Prompt: Airbrush painting, a beautiful woman, standing in magical garden, night sky, intricate, highly detailing, professional, 8k ultra hd, masterpiece, realistic, by norman rockell
So, you can make the prompt in this format:
[Medium of subject], [YourSubject], [Adjectives other related enitities], [styled effect], [artist name]
After adding the artistic style we got more detailing style and art piece-like effect. The background looks more detailed with moonlight effect which enhances the overall outcome.
Also if you choose the artist name so older then you will get older-styled effects.
So, you need to be sure to add your artistic style at the latter of the prompts and choose the artist's name wisely. This is because the trained models emphasize more on the last part as compared to the other part which generates more accurate results.
Using round and square brackets
You can also use round brackets to emphasize the part of the prompt to tell stable diffusion as well, which gives you fantastic results.
On the contrary, the square brackets help to lower the effect on any part of the prompt.
Prompt: (Airbrush painting, a beautiful woman), (standing in magical garden, night sky), (intricate, highly detailing, professional, 8k ultra hd, masterpiece, realistic,) by norman rockell and Kevin Sloan
So, you can see how from the start till now we got more realistic quality images. Look at her dress, how detailed fine art which looks more natural.
Pretty good!
Now, let’s try to generate some kind of cold weather effect with images :
Here we can emphasize this:
Now you can see how the images add some cold effect as we try to add rounded brackets to the tokens.
Now the Square bracket is used for removing the effect and this can remove the effect by 1.1. In simple words, we can say that it’s the contrary to the rounded brackets.

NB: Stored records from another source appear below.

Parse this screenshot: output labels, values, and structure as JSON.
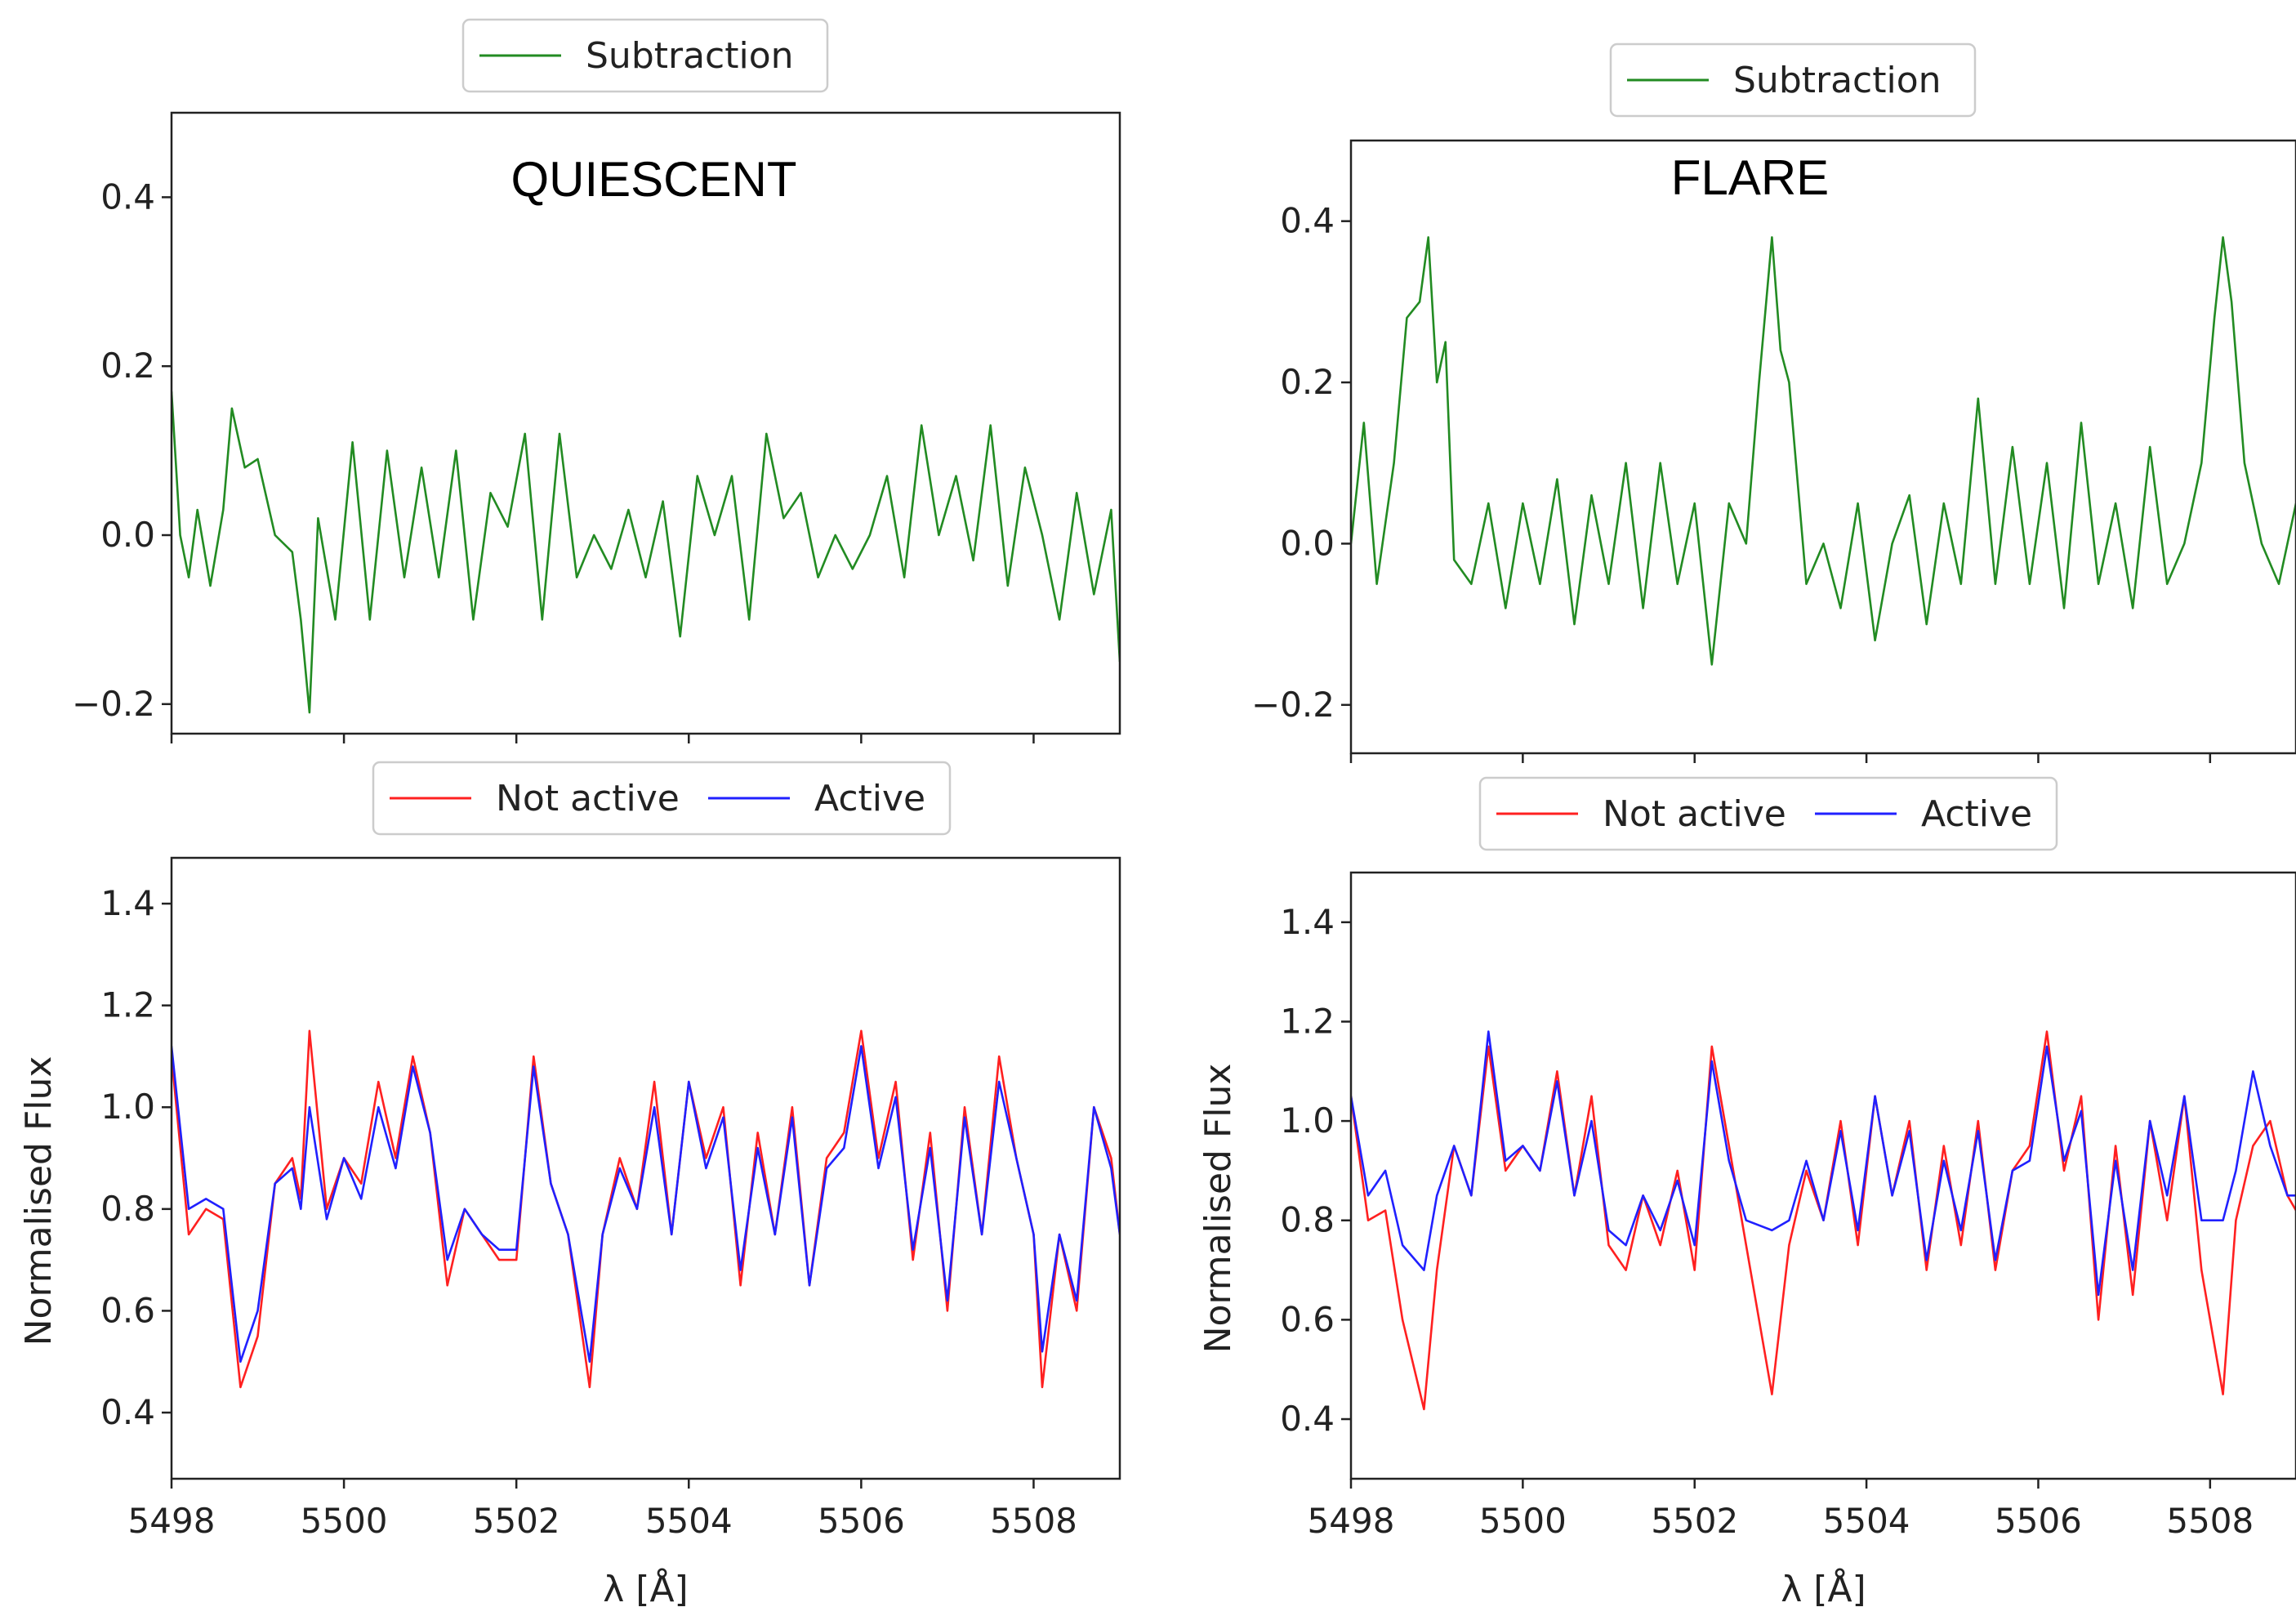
{
  "chart_data": [
    {
      "type": "line",
      "title": "QUIESCENT",
      "xlabel": "",
      "ylabel": "",
      "xlim": [
        5498,
        5509
      ],
      "ylim": [
        -0.235,
        0.5
      ],
      "yticks": [
        "0.4",
        "0.2",
        "0.0",
        "−0.2"
      ],
      "ytick_values": [
        0.4,
        0.2,
        0.0,
        -0.2
      ],
      "xticks": [
        "",
        "",
        "",
        "",
        "",
        ""
      ],
      "xtick_values": [
        5498,
        5500,
        5502,
        5504,
        5506,
        5508
      ],
      "legend": "top-center, above axes",
      "series": [
        {
          "name": "Subtraction",
          "color": "#228b22",
          "x": [
            5498.0,
            5498.1,
            5498.2,
            5498.3,
            5498.45,
            5498.6,
            5498.7,
            5498.85,
            5499.0,
            5499.2,
            5499.4,
            5499.5,
            5499.6,
            5499.7,
            5499.9,
            5500.1,
            5500.3,
            5500.5,
            5500.7,
            5500.9,
            5501.1,
            5501.3,
            5501.5,
            5501.7,
            5501.9,
            5502.1,
            5502.3,
            5502.5,
            5502.7,
            5502.9,
            5503.1,
            5503.3,
            5503.5,
            5503.7,
            5503.9,
            5504.1,
            5504.3,
            5504.5,
            5504.7,
            5504.9,
            5505.1,
            5505.3,
            5505.5,
            5505.7,
            5505.9,
            5506.1,
            5506.3,
            5506.5,
            5506.7,
            5506.9,
            5507.1,
            5507.3,
            5507.5,
            5507.7,
            5507.9,
            5508.1,
            5508.3,
            5508.5,
            5508.7,
            5508.9,
            5509.0
          ],
          "y": [
            0.17,
            0.0,
            -0.05,
            0.03,
            -0.06,
            0.03,
            0.15,
            0.08,
            0.09,
            0.0,
            -0.02,
            -0.1,
            -0.21,
            0.02,
            -0.1,
            0.11,
            -0.1,
            0.1,
            -0.05,
            0.08,
            -0.05,
            0.1,
            -0.1,
            0.05,
            0.01,
            0.12,
            -0.1,
            0.12,
            -0.05,
            0.0,
            -0.04,
            0.03,
            -0.05,
            0.04,
            -0.12,
            0.07,
            0.0,
            0.07,
            -0.1,
            0.12,
            0.02,
            0.05,
            -0.05,
            0.0,
            -0.04,
            0.0,
            0.07,
            -0.05,
            0.13,
            0.0,
            0.07,
            -0.03,
            0.13,
            -0.06,
            0.08,
            0.0,
            -0.1,
            0.05,
            -0.07,
            0.03,
            -0.15
          ]
        }
      ]
    },
    {
      "type": "line",
      "title": "",
      "xlabel": "λ  [Å]",
      "ylabel": "Normalised Flux",
      "xlim": [
        5498,
        5509
      ],
      "ylim": [
        0.27,
        1.49
      ],
      "yticks": [
        "1.4",
        "1.2",
        "1.0",
        "0.8",
        "0.6",
        "0.4"
      ],
      "ytick_values": [
        1.4,
        1.2,
        1.0,
        0.8,
        0.6,
        0.4
      ],
      "xticks": [
        "5498",
        "5500",
        "5502",
        "5504",
        "5506",
        "5508"
      ],
      "xtick_values": [
        5498,
        5500,
        5502,
        5504,
        5506,
        5508
      ],
      "legend": "top-center, above axes",
      "series": [
        {
          "name": "Not active",
          "color": "#ff2020",
          "x": [
            5498.0,
            5498.2,
            5498.4,
            5498.6,
            5498.8,
            5499.0,
            5499.2,
            5499.4,
            5499.5,
            5499.6,
            5499.8,
            5500.0,
            5500.2,
            5500.4,
            5500.6,
            5500.8,
            5501.0,
            5501.2,
            5501.4,
            5501.6,
            5501.8,
            5502.0,
            5502.2,
            5502.4,
            5502.6,
            5502.85,
            5503.0,
            5503.2,
            5503.4,
            5503.6,
            5503.8,
            5504.0,
            5504.2,
            5504.4,
            5504.6,
            5504.8,
            5505.0,
            5505.2,
            5505.4,
            5505.6,
            5505.8,
            5506.0,
            5506.2,
            5506.4,
            5506.6,
            5506.8,
            5507.0,
            5507.2,
            5507.4,
            5507.6,
            5507.8,
            5508.0,
            5508.1,
            5508.3,
            5508.5,
            5508.7,
            5508.9,
            5509.0
          ],
          "y": [
            1.1,
            0.75,
            0.8,
            0.78,
            0.45,
            0.55,
            0.85,
            0.9,
            0.82,
            1.15,
            0.8,
            0.9,
            0.85,
            1.05,
            0.9,
            1.1,
            0.95,
            0.65,
            0.8,
            0.75,
            0.7,
            0.7,
            1.1,
            0.85,
            0.75,
            0.45,
            0.75,
            0.9,
            0.8,
            1.05,
            0.75,
            1.05,
            0.9,
            1.0,
            0.65,
            0.95,
            0.75,
            1.0,
            0.65,
            0.9,
            0.95,
            1.15,
            0.9,
            1.05,
            0.7,
            0.95,
            0.6,
            1.0,
            0.75,
            1.1,
            0.9,
            0.75,
            0.45,
            0.75,
            0.6,
            1.0,
            0.9,
            0.75
          ]
        },
        {
          "name": "Active",
          "color": "#2020ff",
          "x": [
            5498.0,
            5498.2,
            5498.4,
            5498.6,
            5498.8,
            5499.0,
            5499.2,
            5499.4,
            5499.5,
            5499.6,
            5499.8,
            5500.0,
            5500.2,
            5500.4,
            5500.6,
            5500.8,
            5501.0,
            5501.2,
            5501.4,
            5501.6,
            5501.8,
            5502.0,
            5502.2,
            5502.4,
            5502.6,
            5502.85,
            5503.0,
            5503.2,
            5503.4,
            5503.6,
            5503.8,
            5504.0,
            5504.2,
            5504.4,
            5504.6,
            5504.8,
            5505.0,
            5505.2,
            5505.4,
            5505.6,
            5505.8,
            5506.0,
            5506.2,
            5506.4,
            5506.6,
            5506.8,
            5507.0,
            5507.2,
            5507.4,
            5507.6,
            5507.8,
            5508.0,
            5508.1,
            5508.3,
            5508.5,
            5508.7,
            5508.9,
            5509.0
          ],
          "y": [
            1.12,
            0.8,
            0.82,
            0.8,
            0.5,
            0.6,
            0.85,
            0.88,
            0.8,
            1.0,
            0.78,
            0.9,
            0.82,
            1.0,
            0.88,
            1.08,
            0.95,
            0.7,
            0.8,
            0.75,
            0.72,
            0.72,
            1.08,
            0.85,
            0.75,
            0.5,
            0.75,
            0.88,
            0.8,
            1.0,
            0.75,
            1.05,
            0.88,
            0.98,
            0.68,
            0.92,
            0.75,
            0.98,
            0.65,
            0.88,
            0.92,
            1.12,
            0.88,
            1.02,
            0.72,
            0.92,
            0.62,
            0.98,
            0.75,
            1.05,
            0.9,
            0.75,
            0.52,
            0.75,
            0.62,
            1.0,
            0.88,
            0.75
          ]
        }
      ]
    },
    {
      "type": "line",
      "title": "FLARE",
      "xlabel": "",
      "ylabel": "",
      "xlim": [
        5498,
        5509
      ],
      "ylim": [
        -0.26,
        0.5
      ],
      "yticks": [
        "0.4",
        "0.2",
        "0.0",
        "−0.2"
      ],
      "ytick_values": [
        0.4,
        0.2,
        0.0,
        -0.2
      ],
      "xticks": [
        "",
        "",
        "",
        "",
        "",
        ""
      ],
      "xtick_values": [
        5498,
        5500,
        5502,
        5504,
        5506,
        5508
      ],
      "legend": "top-center, above axes",
      "series": [
        {
          "name": "Subtraction",
          "color": "#228b22",
          "x": [
            5498.0,
            5498.15,
            5498.3,
            5498.5,
            5498.65,
            5498.8,
            5498.9,
            5499.0,
            5499.1,
            5499.2,
            5499.4,
            5499.6,
            5499.8,
            5500.0,
            5500.2,
            5500.4,
            5500.6,
            5500.8,
            5501.0,
            5501.2,
            5501.4,
            5501.6,
            5501.8,
            5502.0,
            5502.2,
            5502.4,
            5502.6,
            5502.75,
            5502.9,
            5503.0,
            5503.1,
            5503.3,
            5503.5,
            5503.7,
            5503.9,
            5504.1,
            5504.3,
            5504.5,
            5504.7,
            5504.9,
            5505.1,
            5505.3,
            5505.5,
            5505.7,
            5505.9,
            5506.1,
            5506.3,
            5506.5,
            5506.7,
            5506.9,
            5507.1,
            5507.3,
            5507.5,
            5507.7,
            5507.9,
            5508.05,
            5508.15,
            5508.25,
            5508.4,
            5508.6,
            5508.8,
            5509.0
          ],
          "y": [
            0.0,
            0.15,
            -0.05,
            0.1,
            0.28,
            0.3,
            0.38,
            0.2,
            0.25,
            -0.02,
            -0.05,
            0.05,
            -0.08,
            0.05,
            -0.05,
            0.08,
            -0.1,
            0.06,
            -0.05,
            0.1,
            -0.08,
            0.1,
            -0.05,
            0.05,
            -0.15,
            0.05,
            0.0,
            0.2,
            0.38,
            0.24,
            0.2,
            -0.05,
            0.0,
            -0.08,
            0.05,
            -0.12,
            0.0,
            0.06,
            -0.1,
            0.05,
            -0.05,
            0.18,
            -0.05,
            0.12,
            -0.05,
            0.1,
            -0.08,
            0.15,
            -0.05,
            0.05,
            -0.08,
            0.12,
            -0.05,
            0.0,
            0.1,
            0.28,
            0.38,
            0.3,
            0.1,
            0.0,
            -0.05,
            0.05
          ]
        }
      ]
    },
    {
      "type": "line",
      "title": "",
      "xlabel": "λ  [Å]",
      "ylabel": "Normalised Flux",
      "xlim": [
        5498,
        5509
      ],
      "ylim": [
        0.28,
        1.5
      ],
      "yticks": [
        "1.4",
        "1.2",
        "1.0",
        "0.8",
        "0.6",
        "0.4"
      ],
      "ytick_values": [
        1.4,
        1.2,
        1.0,
        0.8,
        0.6,
        0.4
      ],
      "xticks": [
        "5498",
        "5500",
        "5502",
        "5504",
        "5506",
        "5508"
      ],
      "xtick_values": [
        5498,
        5500,
        5502,
        5504,
        5506,
        5508
      ],
      "legend": "top-center, above axes",
      "series": [
        {
          "name": "Not active",
          "color": "#ff2020",
          "x": [
            5498.0,
            5498.2,
            5498.4,
            5498.6,
            5498.85,
            5499.0,
            5499.2,
            5499.4,
            5499.6,
            5499.8,
            5500.0,
            5500.2,
            5500.4,
            5500.6,
            5500.8,
            5501.0,
            5501.2,
            5501.4,
            5501.6,
            5501.8,
            5502.0,
            5502.2,
            5502.4,
            5502.6,
            5502.9,
            5503.1,
            5503.3,
            5503.5,
            5503.7,
            5503.9,
            5504.1,
            5504.3,
            5504.5,
            5504.7,
            5504.9,
            5505.1,
            5505.3,
            5505.5,
            5505.7,
            5505.9,
            5506.1,
            5506.3,
            5506.5,
            5506.7,
            5506.9,
            5507.1,
            5507.3,
            5507.5,
            5507.7,
            5507.9,
            5508.15,
            5508.3,
            5508.5,
            5508.7,
            5508.9,
            5509.0
          ],
          "y": [
            1.05,
            0.8,
            0.82,
            0.6,
            0.42,
            0.7,
            0.95,
            0.85,
            1.15,
            0.9,
            0.95,
            0.9,
            1.1,
            0.85,
            1.05,
            0.75,
            0.7,
            0.85,
            0.75,
            0.9,
            0.7,
            1.15,
            0.95,
            0.75,
            0.45,
            0.75,
            0.9,
            0.8,
            1.0,
            0.75,
            1.05,
            0.85,
            1.0,
            0.7,
            0.95,
            0.75,
            1.0,
            0.7,
            0.9,
            0.95,
            1.18,
            0.9,
            1.05,
            0.6,
            0.95,
            0.65,
            1.0,
            0.8,
            1.05,
            0.7,
            0.45,
            0.8,
            0.95,
            1.0,
            0.85,
            0.82
          ]
        },
        {
          "name": "Active",
          "color": "#2020ff",
          "x": [
            5498.0,
            5498.2,
            5498.4,
            5498.6,
            5498.85,
            5499.0,
            5499.2,
            5499.4,
            5499.6,
            5499.8,
            5500.0,
            5500.2,
            5500.4,
            5500.6,
            5500.8,
            5501.0,
            5501.2,
            5501.4,
            5501.6,
            5501.8,
            5502.0,
            5502.2,
            5502.4,
            5502.6,
            5502.9,
            5503.1,
            5503.3,
            5503.5,
            5503.7,
            5503.9,
            5504.1,
            5504.3,
            5504.5,
            5504.7,
            5504.9,
            5505.1,
            5505.3,
            5505.5,
            5505.7,
            5505.9,
            5506.1,
            5506.3,
            5506.5,
            5506.7,
            5506.9,
            5507.1,
            5507.3,
            5507.5,
            5507.7,
            5507.9,
            5508.15,
            5508.3,
            5508.5,
            5508.7,
            5508.9,
            5509.0
          ],
          "y": [
            1.05,
            0.85,
            0.9,
            0.75,
            0.7,
            0.85,
            0.95,
            0.85,
            1.18,
            0.92,
            0.95,
            0.9,
            1.08,
            0.85,
            1.0,
            0.78,
            0.75,
            0.85,
            0.78,
            0.88,
            0.75,
            1.12,
            0.92,
            0.8,
            0.78,
            0.8,
            0.92,
            0.8,
            0.98,
            0.78,
            1.05,
            0.85,
            0.98,
            0.72,
            0.92,
            0.78,
            0.98,
            0.72,
            0.9,
            0.92,
            1.15,
            0.92,
            1.02,
            0.65,
            0.92,
            0.7,
            1.0,
            0.85,
            1.05,
            0.8,
            0.8,
            0.9,
            1.1,
            0.95,
            0.85,
            0.85
          ]
        }
      ]
    }
  ]
}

So, after using the necessary required inputs using the square brackets it gave this as output which is quite impressive.
Using LoRA Settings
If you are using
LoRA models then these tips will help you much in playing with its settings.
If you want to use the power of LORA then you have to use angular brackets to get the effects. Here, in the above illustration, you are seeing how we have added the value that gives the good snow with sunlighting effects. Adding higher numbers increased the sun lighting and vice versa.
For more details about
LoRA training, you should checkout our detailed article where we discussed about every instances what to follow and what not to.
Conclusion:
After getting so much detailed learning we came to conclude that getting the required good results is quite challenging but Stable Diffusion's Community has made our life easier when it comes to image generation.
Using various kinds of predefined rules like brackets, colons, commas, etc helps your art imagination be more impactful than before.